Sabathia allowed four runs and seven hits. He struck out nine, issued one walk while pitching his 36th career complete game and 10th as a Yankee.
The Yankees had Adam Warren warming up in the eighth and Mariano Rivera throwing in the ninth, but neither pitcher’s presence was necessary. Sabathia needed 14 pitches to finish up the ninth and ended it by retiring Michael Brantley on a groundout to second base.
“Those guys have bailed me out a lot this year and the strength of our team is the bullpen,” Sabathia said. “So to be able to give these guys a rest and have them fresh is big.”
The path he took to the end of his 116-pitch outing was almost a complete contrast to the opening 4 2/3 innings.

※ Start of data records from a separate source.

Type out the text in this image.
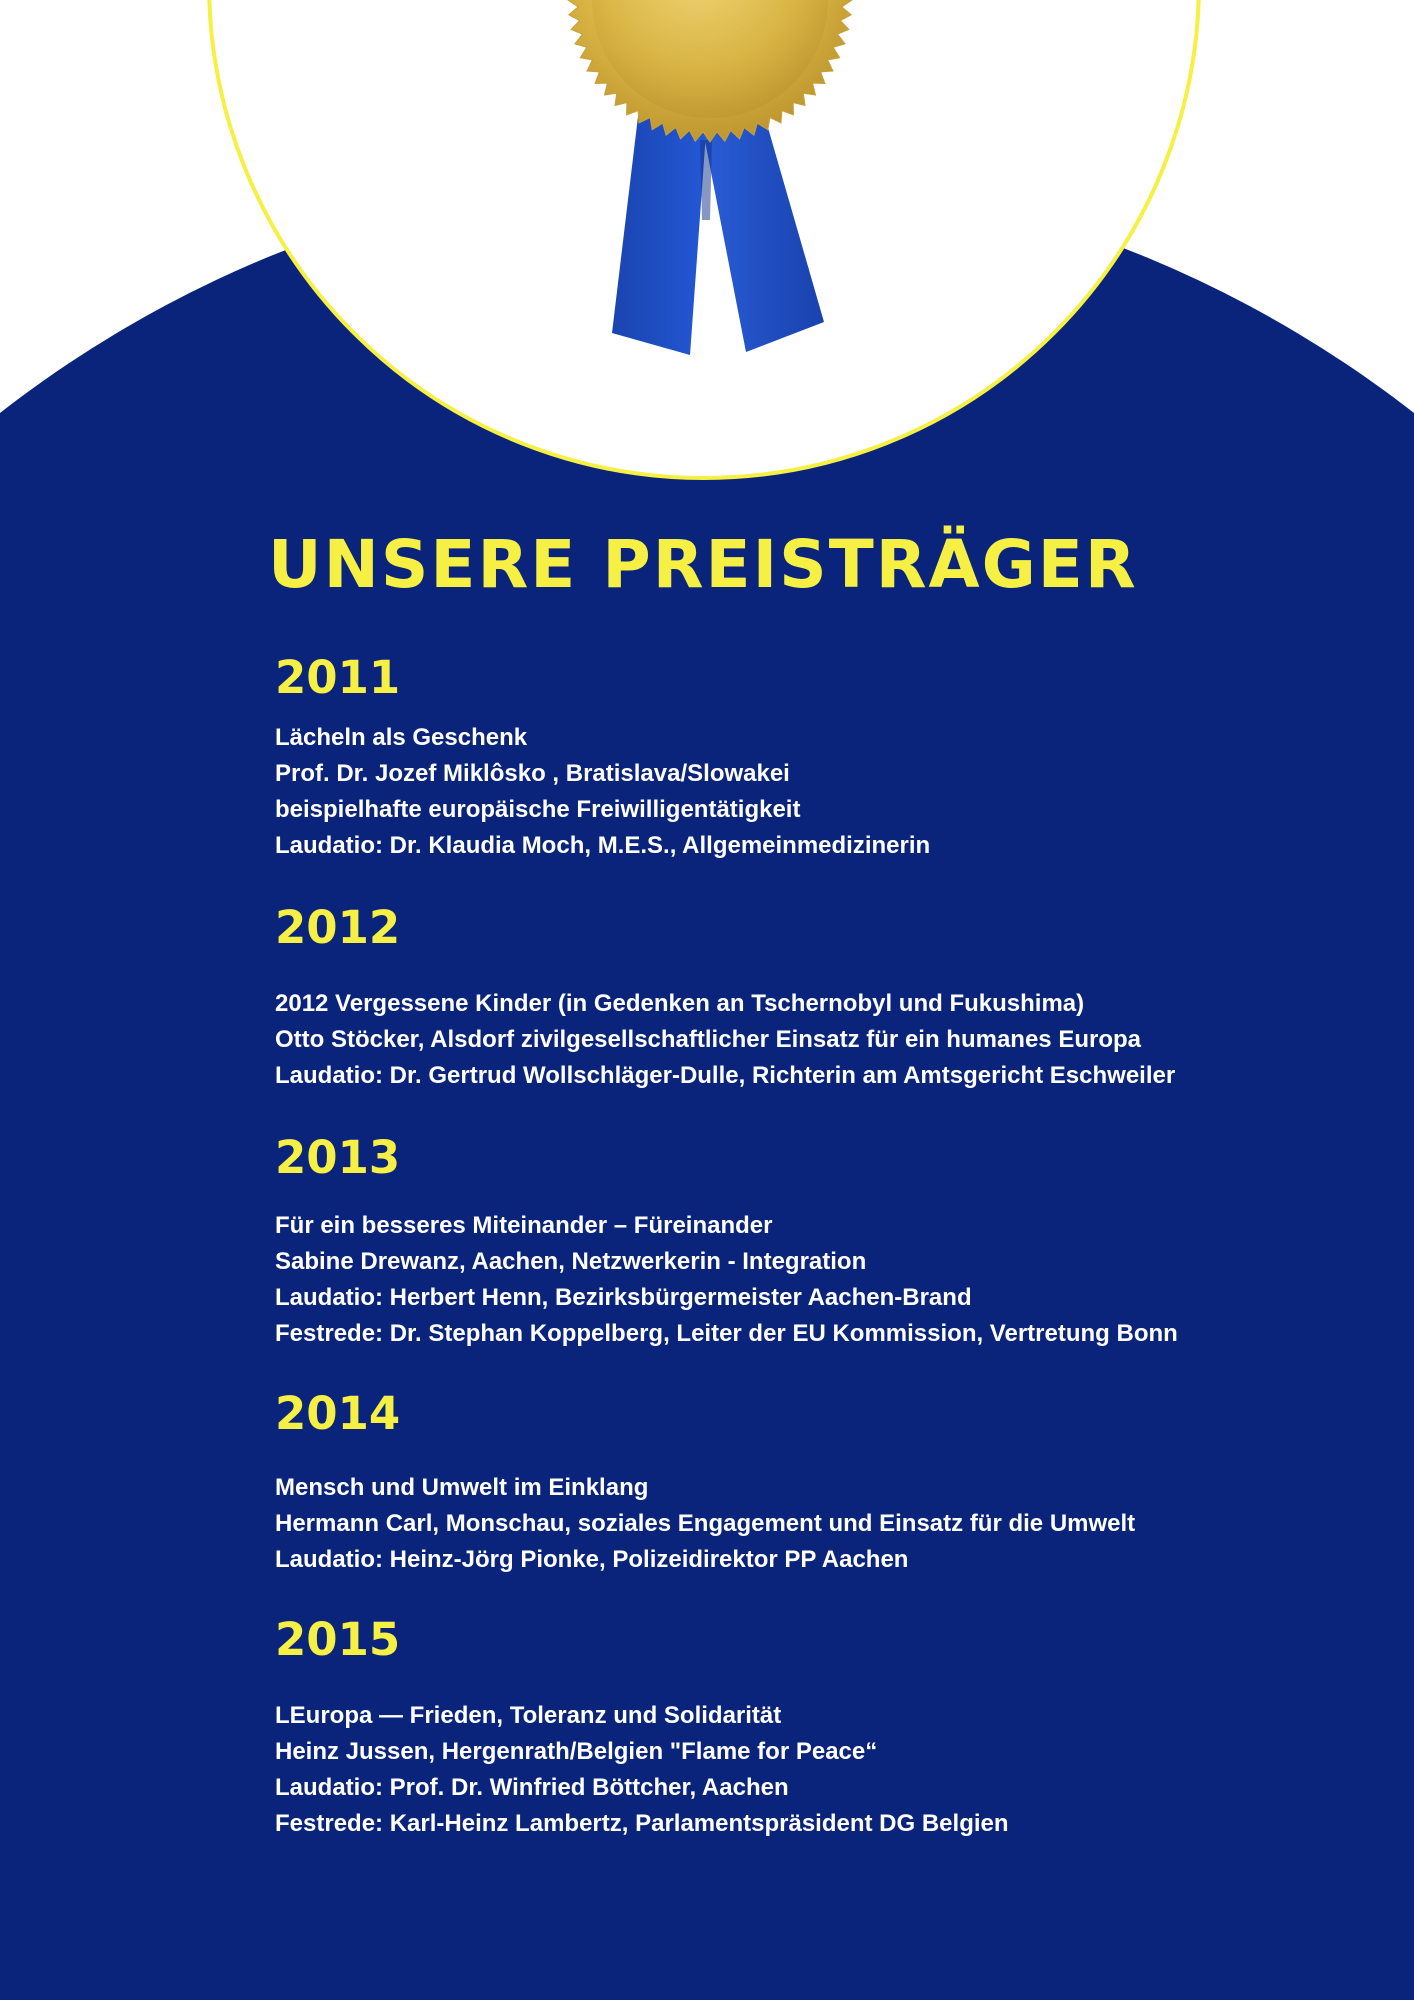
UNSERE PREISTRÄGER
2011
Lächeln als Geschenk
Prof. Dr. Jozef Miklôsko , Bratislava/Slowakei
beispielhafte europäische Freiwilligentätigkeit
Laudatio: Dr. Klaudia Moch, M.E.S., Allgemeinmedizinerin
2012
2012 Vergessene Kinder (in Gedenken an Tschernobyl und Fukushima)
Otto Stöcker, Alsdorf zivilgesellschaftlicher Einsatz für ein humanes Europa
Laudatio: Dr. Gertrud Wollschläger-Dulle, Richterin am Amtsgericht Eschweiler
2013
Für ein besseres Miteinander – Füreinander
Sabine Drewanz, Aachen, Netzwerkerin - Integration
Laudatio: Herbert Henn, Bezirksbürgermeister Aachen-Brand
Festrede: Dr. Stephan Koppelberg, Leiter der EU Kommission, Vertretung Bonn
2014
Mensch und Umwelt im Einklang
Hermann Carl, Monschau, soziales Engagement und Einsatz für die Umwelt
Laudatio: Heinz-Jörg Pionke, Polizeidirektor PP Aachen
2015
LEuropa — Frieden, Toleranz und Solidarität
Heinz Jussen, Hergenrath/Belgien "Flame for Peace“
Laudatio: Prof. Dr. Winfried Böttcher, Aachen
Festrede: Karl-Heinz Lambertz, Parlamentspräsident DG Belgien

Sabathia threw 56 pitches before Mike Aviles dropped a first-pitch curveball in front of left fielder Vernon Wells. A chance for his second career one-hitter ended with three successive singles by Drew Stubbs, Michael Bourn and Jason Kipnis in the sixth.
“It was too early,” Sabathia said. “I was still trying to get a feel for the game and trying to make pitches. I hadn’t even realized it until after he got the hit.”
Sabathia joked afterward he realized he hadn’t surrendered a hit yet when he saw the crowd applauding and he knew the stands were not full of Cleveland fans. But the hit only increased his focus on completing things before the team boarded a six-hour flight to Seattle for the opener of an 11-game West Coast trip on Thursday night.
“It’s a little early [in the game],” catcher Chris Stewart said. “At that point, I’m trying to get him deep in the ballgame. Our bullpen has been kind of taxed. I thought [complete game] at that point but if he can get a no-hitter or a perfect game, great, but you’re not really trying to keep it going. You’re trying to prevent runs.”
With hit shutout bid ended on the Kipnis single and his one-hit bid ended, Sabathia was looking for his 20th career start of four hits or less. Instead, Carlos Santana led off the seventh with a hit before getting thrown out on a double play.
Sabathia allowed a two-run home run to Yan Gomes on a first-pitch slider after the double play. Sabathia did not allow any more hits and did finished his outing by getting Mark Reynolds to fly out on a 92-mph fastball.
"He's a guy who can get on a roll," manager Joe Girardi said. "I look at the first couple of runs he gave up — they hit some well-placed balls. You give them some credit. They didn't hit them hard, but they didn't swing and miss, and they put them in play and ended up with some hits. But he didn't give a hard-hit ball up until the seventh inning, and that's pretty good."
By the time Sabathia’s flirtation with potential history concluded, he had a 6-0 lead after just two innings. The bulk of the runs came on a two-run home run by Travis Hafner set up by a misplay from Bourn in center field in the first and a three-run shot by Brett Gardner with one out in the second.
But despite the offense, besides reaction to the latest news involving performance-enhancing drugs and Alex Rodriguez, Sabathia’s complete game was the key topic in the Yankee clubhouse.
“It’s kind of funny, when you need someone to do that, he’s stepped up,” Gardner said.